Britain is a multicultural country, which I think is great. I am not the only person of mixed-race at school. Several of my friends I hang out with are mixed. I have never felt excluded because of my skin colour from my friends, family or anyone else. I hope I never will.”
Dennis on his children growing up within two cultures.
I think two experiences can only mould, make the person stronger and enrich their own experiences. If you’re lucky to experience that outside of your own ethnic group then that’s great. But a lot of people, who don’t get the opportunity till too much later on in life… by that time their own experiences will be entrenched. The brain’s already wired to think in a certain way.
Going outside our home, on our street and the surrounding streets- there are a number of mixed couples. And that’s what I like. I like that I can go to the park and I know I’ll see a mixed race child, the dad’s there, the mum’s there, and you kind of get those experiences.
Two weeks into the project and there has been a lot of progress. We’ve had several sitters come in to be photographed and share their stories. For me, it’s all about the imagery. As I am not of mixed-race, I feel it is not my place to speak on the behalf of someone who is. This is where the testimonies come in- they make the project more interesting and give it a broader context. We’ve had some insight from Dennis and his partner Jane about the use of the term ‘mixed-race’ and this week we filmed the testimony of my daughter Emilia, who with her mother Laverne was the first sitter for the project. Her full testimony will be on the blog soon, but for now, here is an extract from it below.

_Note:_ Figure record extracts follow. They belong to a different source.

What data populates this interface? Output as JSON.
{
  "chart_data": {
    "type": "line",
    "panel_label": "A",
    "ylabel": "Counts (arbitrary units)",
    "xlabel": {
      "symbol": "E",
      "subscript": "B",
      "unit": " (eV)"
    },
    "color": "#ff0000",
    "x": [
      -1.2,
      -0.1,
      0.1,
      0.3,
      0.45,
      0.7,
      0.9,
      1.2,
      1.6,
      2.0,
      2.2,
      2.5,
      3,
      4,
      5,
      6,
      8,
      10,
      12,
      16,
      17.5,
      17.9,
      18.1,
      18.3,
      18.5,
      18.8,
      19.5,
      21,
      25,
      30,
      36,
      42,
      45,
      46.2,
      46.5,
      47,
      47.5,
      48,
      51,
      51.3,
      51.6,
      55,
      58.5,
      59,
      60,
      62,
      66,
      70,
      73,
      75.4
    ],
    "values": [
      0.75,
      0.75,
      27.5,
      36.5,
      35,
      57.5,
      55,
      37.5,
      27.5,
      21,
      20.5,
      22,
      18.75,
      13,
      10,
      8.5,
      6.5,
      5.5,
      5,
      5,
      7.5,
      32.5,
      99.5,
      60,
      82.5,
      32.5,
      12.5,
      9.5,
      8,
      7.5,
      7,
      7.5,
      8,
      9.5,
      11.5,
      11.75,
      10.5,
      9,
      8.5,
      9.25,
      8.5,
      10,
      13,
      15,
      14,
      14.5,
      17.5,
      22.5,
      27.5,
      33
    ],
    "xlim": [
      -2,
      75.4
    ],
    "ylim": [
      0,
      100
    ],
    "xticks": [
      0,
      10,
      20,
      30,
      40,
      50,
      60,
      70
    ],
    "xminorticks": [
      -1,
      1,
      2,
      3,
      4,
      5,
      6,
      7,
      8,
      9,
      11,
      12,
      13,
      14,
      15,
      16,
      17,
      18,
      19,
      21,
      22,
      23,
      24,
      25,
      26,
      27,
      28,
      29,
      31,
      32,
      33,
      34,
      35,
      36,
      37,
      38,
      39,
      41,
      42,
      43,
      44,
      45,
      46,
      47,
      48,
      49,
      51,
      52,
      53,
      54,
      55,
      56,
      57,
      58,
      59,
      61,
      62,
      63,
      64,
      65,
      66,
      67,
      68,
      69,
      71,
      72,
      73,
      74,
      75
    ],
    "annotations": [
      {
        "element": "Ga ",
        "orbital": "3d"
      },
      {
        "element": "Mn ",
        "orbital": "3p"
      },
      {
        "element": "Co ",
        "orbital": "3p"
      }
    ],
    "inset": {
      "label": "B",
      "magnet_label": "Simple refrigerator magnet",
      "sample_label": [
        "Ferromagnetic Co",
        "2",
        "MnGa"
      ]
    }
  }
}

Emilia Barter, 14, on what it means to her to be mixed-race
A lot of people would describe mixed-race as being half this and half that, so I would be half black and half white. In actuality being mixed-race pushes off those labels from me and makes me neither black nor white. Without those stereotypes, being ‘mixed-race’ allows you to think, dress and behave as yourself, instead of perhaps conforming to one particular ethnicity.
In her book Checkmate, which is part of the Noughts and Crosses trilogy, Malorie Blackman summarises that ‘you’re not half anything, you’re wholly you. Half implies short measures or a fraction of something. You haven’t got half a tongue or half a brain. And you’re not a zebra with black and white stripes. You can take the best of being a Cross (someone black), the best of being a Nought (someone white) and put them together to create the person you want to be’. This quotation I feel sums up my opinion on what it means to be mixed-race.
Is ‘Mixed Race’ a term you would use? Dennis, above, and his partner Jane discuss.
Dennis: Jane would use that, I wouldn’t. I shift with the times.
Dennis: That’s a very 80’s word
Jane: What’s the new word then?
Dennis: Dual heritage, that’s what they use at the moment, but I’m sure that will change at some point to something more politically correct. I don’t know who (my children’s) long-term partners will be, and who they decide to have kids with, and they could be from another culture so again, it will shift and change.